Personal information
- Full name: Ian James Gemmell
- Born: 6 April 1953 (age 73) Ashton-under-Lyne, Lancashire, England
- Batting: Right-handed
- Bowling: Right-arm fast-medium

Domestic team information
- 1981–1982: Minor Counties
- 1979: Minor Counties North
- 1978–1983: Cheshire

Career statistics
| Competition | List A |
| Matches | 10 |
| Runs scored | 59 |
| Batting average | 7.37 |
| 100s/50s | –/– |
| Top score | 20* |
| Balls bowled | 455 |
| Wickets | 7 |
| Bowling average | 45.71 |
| 5 wickets in innings | – |
| 10 wickets in match | – |
| Best bowling | 2/58 |
| Catches/stumpings | 2/– |
- Source: Cricinfo, 13 April 2011

= Ian Gemmell =

English cricketer (born 1953)

Ian James Gemmell (born 6 April 1953) is a former English cricketer. Gemmell was a right-handed batsman who bowled right-arm fast-medium. He was born in Ashton-under-Lyne, Lancashire.

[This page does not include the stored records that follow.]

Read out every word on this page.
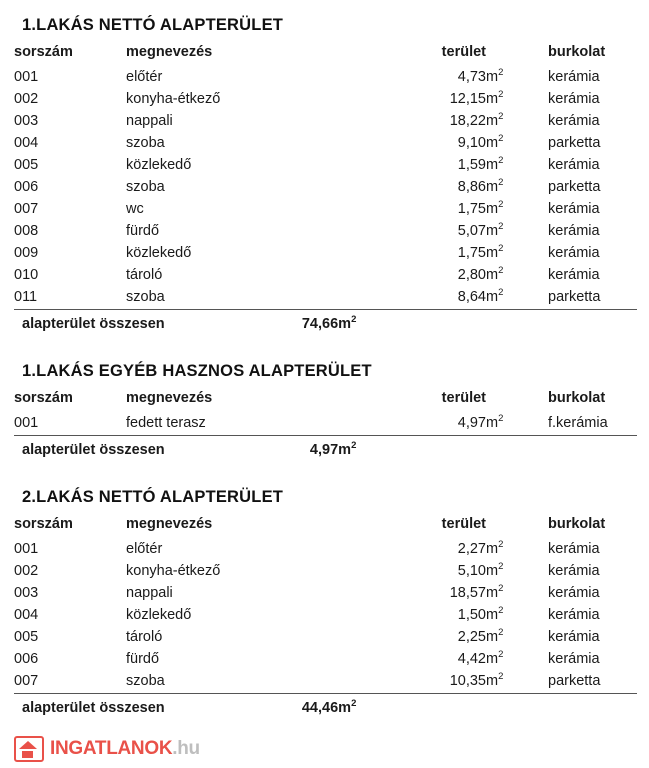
1.LAKÁS NETTÓ ALAPTERÜLET
sorszám	megnevezés	terület		burkolat
001	előtér	4,73	$m^2$	kerámia
002	konyha-étkező	12,15	$m^2$	kerámia
003	nappali	18,22	$m^2$	kerámia
004	szoba	9,10	$m^2$	parketta
005	közlekedő	1,59	$m^2$	kerámia
006	szoba	8,86	$m^2$	parketta
007	wc	1,75	$m^2$	kerámia
008	fürdő	5,07	$m^2$	kerámia
009	közlekedő	1,75	$m^2$	kerámia
010	tároló	2,80	$m^2$	kerámia
011	szoba	8,64	$m^2$	parketta
alapterület összesen	74,66	$m^2$	
1.LAKÁS EGYÉB HASZNOS ALAPTERÜLET
sorszám	megnevezés	terület		burkolat
001	fedett terasz	4,97	$m^2$	f.kerámia
alapterület összesen	4,97	$m^2$	
2.LAKÁS NETTÓ ALAPTERÜLET
sorszám	megnevezés	terület		burkolat
001	előtér	2,27	$m^2$	kerámia
002	konyha-étkező	5,10	$m^2$	kerámia
003	nappali	18,57	$m^2$	kerámia
004	közlekedő	1,50	$m^2$	kerámia
005	tároló	2,25	$m^2$	kerámia
006	fürdő	4,42	$m^2$	kerámia
007	szoba	10,35	$m^2$	parketta
alapterület összesen	44,46	$m^2$	
INGATLANOK.hu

Gemmell made his debut for Cheshire in the 1978 Minor Counties Championship against the Somerset Second XI. Gemmell played Minor counties cricket for Cheshire from 1978 to 1983, including 48 Minor Counties Championship matches and two MCCA Knockout Trophy matches. In 1964, he made his List A debut for Minor Counties North in the 1979 Benson & Hedges Cup, playing two matches against Middlesex and Yorkshire. He later represented the Minor Counties cricket team in the 1981 and 1982 competitions, playing five matches for the team. His debut in List A cricket for Cheshire did not come until the 1981 NatWest Trophy when Cheshire played Hampshire. He played two further List A matches for Cheshire, in 1982 against Middlesex and in 1983 against Kent. In total he ten List A matches, scoring 59 runs at a batting average of 7.37, with a high score of 20*. With the ball he took 7 wickets at a bowling average of 45.71, with best figures of 2/58.